Not convinced? Well, you don't need a spectrograph (or anything of the sort) to become a believer. The first sound of kit and the second sound of skit are really not the same. A classic way of demonstrating this to beginning students of linguistics is to have them pronounce these words in front of a burning candle or while holding a handkerchief in front of their mouth. Even though your brain tells you that you're hearing /k/ in both cases, the candle and the handkerchief would beg to differ! You can try this and see for yourself.

Interestingly, if you sought out a monolingual speaker of Thai, Danish, or Hindi and asked these people to listen to you saying the English words kit and skit, they would most certainly tell you that (Why, of course!) the first sound of the former and the second sound of the latter word are different sounds!
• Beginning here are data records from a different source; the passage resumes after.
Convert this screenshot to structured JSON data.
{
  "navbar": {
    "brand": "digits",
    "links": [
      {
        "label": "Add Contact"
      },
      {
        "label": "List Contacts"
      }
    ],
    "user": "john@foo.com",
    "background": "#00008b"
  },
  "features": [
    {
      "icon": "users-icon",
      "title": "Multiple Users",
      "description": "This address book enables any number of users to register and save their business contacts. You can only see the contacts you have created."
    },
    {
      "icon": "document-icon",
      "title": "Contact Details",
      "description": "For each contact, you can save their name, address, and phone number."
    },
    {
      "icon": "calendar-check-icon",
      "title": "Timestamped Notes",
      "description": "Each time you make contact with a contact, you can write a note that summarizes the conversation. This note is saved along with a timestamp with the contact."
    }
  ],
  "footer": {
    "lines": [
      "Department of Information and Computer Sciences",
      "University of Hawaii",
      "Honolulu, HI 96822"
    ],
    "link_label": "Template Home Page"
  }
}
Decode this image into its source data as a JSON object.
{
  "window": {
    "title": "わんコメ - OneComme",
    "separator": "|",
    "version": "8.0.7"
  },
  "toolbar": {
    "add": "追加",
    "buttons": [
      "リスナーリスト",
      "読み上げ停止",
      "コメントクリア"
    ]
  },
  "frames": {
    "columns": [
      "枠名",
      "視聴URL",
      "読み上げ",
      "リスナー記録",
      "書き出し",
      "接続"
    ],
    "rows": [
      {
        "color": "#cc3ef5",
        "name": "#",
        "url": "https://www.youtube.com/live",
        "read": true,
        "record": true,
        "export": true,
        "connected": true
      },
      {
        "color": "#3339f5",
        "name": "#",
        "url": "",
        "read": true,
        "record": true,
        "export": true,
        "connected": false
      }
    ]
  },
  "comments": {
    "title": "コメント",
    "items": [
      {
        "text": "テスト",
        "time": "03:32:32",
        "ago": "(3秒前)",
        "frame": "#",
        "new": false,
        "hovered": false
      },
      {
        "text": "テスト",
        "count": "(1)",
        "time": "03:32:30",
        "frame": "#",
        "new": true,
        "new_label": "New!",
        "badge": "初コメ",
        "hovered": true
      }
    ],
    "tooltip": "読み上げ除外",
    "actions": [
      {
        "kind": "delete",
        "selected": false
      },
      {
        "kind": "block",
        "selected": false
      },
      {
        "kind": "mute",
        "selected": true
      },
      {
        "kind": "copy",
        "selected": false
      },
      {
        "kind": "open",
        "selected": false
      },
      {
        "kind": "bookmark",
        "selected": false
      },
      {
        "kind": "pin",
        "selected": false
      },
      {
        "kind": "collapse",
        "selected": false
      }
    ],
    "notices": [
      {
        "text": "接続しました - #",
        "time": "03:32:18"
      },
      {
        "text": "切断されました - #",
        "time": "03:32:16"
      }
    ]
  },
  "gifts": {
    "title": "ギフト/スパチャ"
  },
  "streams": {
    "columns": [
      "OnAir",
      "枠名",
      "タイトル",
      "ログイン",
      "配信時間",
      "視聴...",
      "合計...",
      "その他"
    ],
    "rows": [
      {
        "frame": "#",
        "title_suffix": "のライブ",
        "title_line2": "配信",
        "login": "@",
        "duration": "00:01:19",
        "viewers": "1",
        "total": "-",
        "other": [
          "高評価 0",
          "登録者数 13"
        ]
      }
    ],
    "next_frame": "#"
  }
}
This is because (unlike English) Thai, Danish, and Hindi have words with different meanings that only differ in that one of them has the /k/ of kit and the other the /k/ of skit. However, your Thai, Danish, and Hindi speaker would still hear the first sound of cat and the first sound of cut as the same sound, just like you do.

In other words, your brain lies to you all the time. And mine lies to me. They deceive us into believing that we're hearing sounds we're not really hearing. They also make us believe that physically different sounds are identical and that words consist of individual, separately articulated sound units. What's more, they trick us into believing that speech is a string of individual words, separated by pauses, but the reality is actually quite different. We may mean, "What. Did. You. Say.", but we say, "Whadijasay." We run words together just like we mush sounds together (which becomes patently obvious when you try to make out individual words while listening to a language you don't speak). Try Xhosa, for instance:


Jaseethat?

The brain is a liar. And it lies to us Con. Stan. Tly. Not just when speaking or comprehending speech.

Of course, there are very good reasons that this is so. After all, we need to make sense of the world, respond to it quickly and efficiently, and survive long enough to procreate. (Or eat more chocolate cake. Whatever motivates you!) Imagine how bogged down our brains would get if they weren't able to group phenomena into categories. Imagine barely surviving an encounter with Leopard A only to be completely baffled by the sight of your next leopard, Leopard B, a couple of days later just because Leopard B had longer whiskers, a broken claw,  a different pattern of spots on its coat, or even no spots at all! Clearly, your brain needs to be able to tell you, "This is a leopard. Run!" rather than "Hey, let's check out this kitty cat."

Similarly, your brain needs to deceive you every now and then (or all the time, really) in order to be able to use language efficiently (or indeed at all).

And language is probably the most powerful evolutionary adaptation humans have ever undergone. Language gets you abundant progeny. And a lot of cake.